Città del Vaticano , lunedì, 12. dicembre, 2016 18:40 (ACI Stampa).
"Celebrare Maria è, in primo luogo, fare memoria della madre, fare memoria che non siamo né mai saremo un popolo orfano. Abbiamo una Madre!" Cosi Papa Francesco rammenta ai fedeli la figura di Maria, nella sua omelia in occasione della Festa della Madonna di Guadalupe. È il terzo anno consecutivo che il Papa presiede in San Pietro la celebrazione eucaristica in onore della Patrona di tutta l’America. Il Pontefice professa una profonda devozione alla Vergine di Guadalupe, la "Morenita".
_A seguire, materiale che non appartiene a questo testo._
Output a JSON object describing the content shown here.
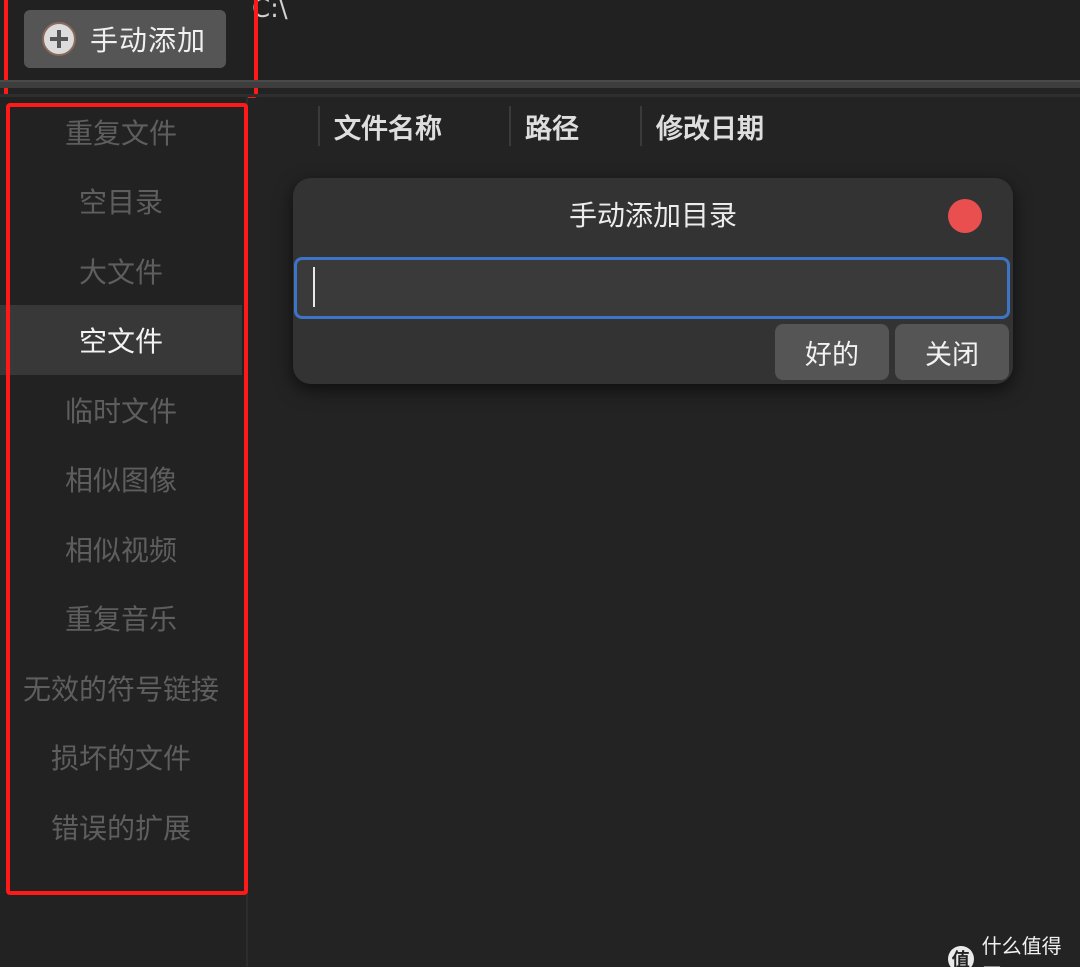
{
  "toolbar": {
    "add_button_label": "手动添加",
    "path_text": "C:\\"
  },
  "sidebar": {
    "items": [
      {
        "label": "重复文件"
      },
      {
        "label": "空目录"
      },
      {
        "label": "大文件"
      },
      {
        "label": "空文件"
      },
      {
        "label": "临时文件"
      },
      {
        "label": "相似图像"
      },
      {
        "label": "相似视频"
      },
      {
        "label": "重复音乐"
      },
      {
        "label": "无效的符号链接"
      },
      {
        "label": "损坏的文件"
      },
      {
        "label": "错误的扩展"
      }
    ],
    "active_index": 3
  },
  "table": {
    "columns": [
      "文件名称",
      "路径",
      "修改日期"
    ]
  },
  "dialog": {
    "title": "手动添加目录",
    "input_value": "",
    "ok_label": "好的",
    "close_label": "关闭"
  },
  "watermark": {
    "icon_char": "值",
    "text": "什么值得买"
  },
  "colors": {
    "background": "#232323",
    "button": "#555555",
    "input_focus_border": "#3d74c6",
    "close_dot": "#ea4f4f",
    "annotation_red": "#ff1a1a"
  }
}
"E dove è la madre - continua Francesco nella sua omelia in spagnolo - c’è sempre presenza e sapore di casa. Dove è la madre, i fratelli potranno litigare ma sempre trionferà il senso dell’unità. Dove è la madre non mancherà la lotta in favore della fraternità. Sempre mi ha impressionato vedere, in diversi popoli dell’America Latina, quelle madri lottatrici che, spesso da sole, riescono a mandare avanti i figli. Così è Maria con noi, suoi figli: Donna lottatrice di fronte alla società della sfiducia e della cecità, di fronte alla società della indolenza e della dispersione; Donna che lotta per rafforzare la gioia del Vangelo. Lotta per dare “carne” al Vangelo".
"Guardare la Guadalupana - spiega il Pontefice - è ricordare che la visita del Signore passa sempre attraverso coloro che riescono “a fare carne” la sua Parola, che cercano di incarnare la vita di Dio nelle proprie viscere, diventando segni vivi della sua misericordia".
Maria, celebrarla e contemplarla. Celebrare la memoria di Maria è "celebrare che noi come Lei, siamo invitati a uscire e andare all’incontro con gli altri con il suo stesso sguardo, con le sue stesse viscere di misericordia, con i suoi stessi gesti. Contemplarla è "sentire il forte invito ad imitare la sua fede".
Maria ci insegna a credere e ad andare contro quella che il Papa nella sua omelia chiama la "società della sfiducia": "Una società che è diventata cieca e insensibile davanti a migliaia di volti che restano indietro nel cammino, esclusi dall’orgoglio accecante di pochi. Una società che finisce con il creare una cultura della disillusione, del disincanto e della frustrazione in tantissimi nostri fratelli...Bambini e giovani sfruttati in lavori clandestini o costretti a trovare una moneta agli incroci delle strade, pulendo i parabrezza delle nostre auto e sentono che nel “treno della vita” non c’è posto per loro. Quante famiglie continuano a essere segnate dal dolore di vedere i propri figli vittime dei mercanti della morte".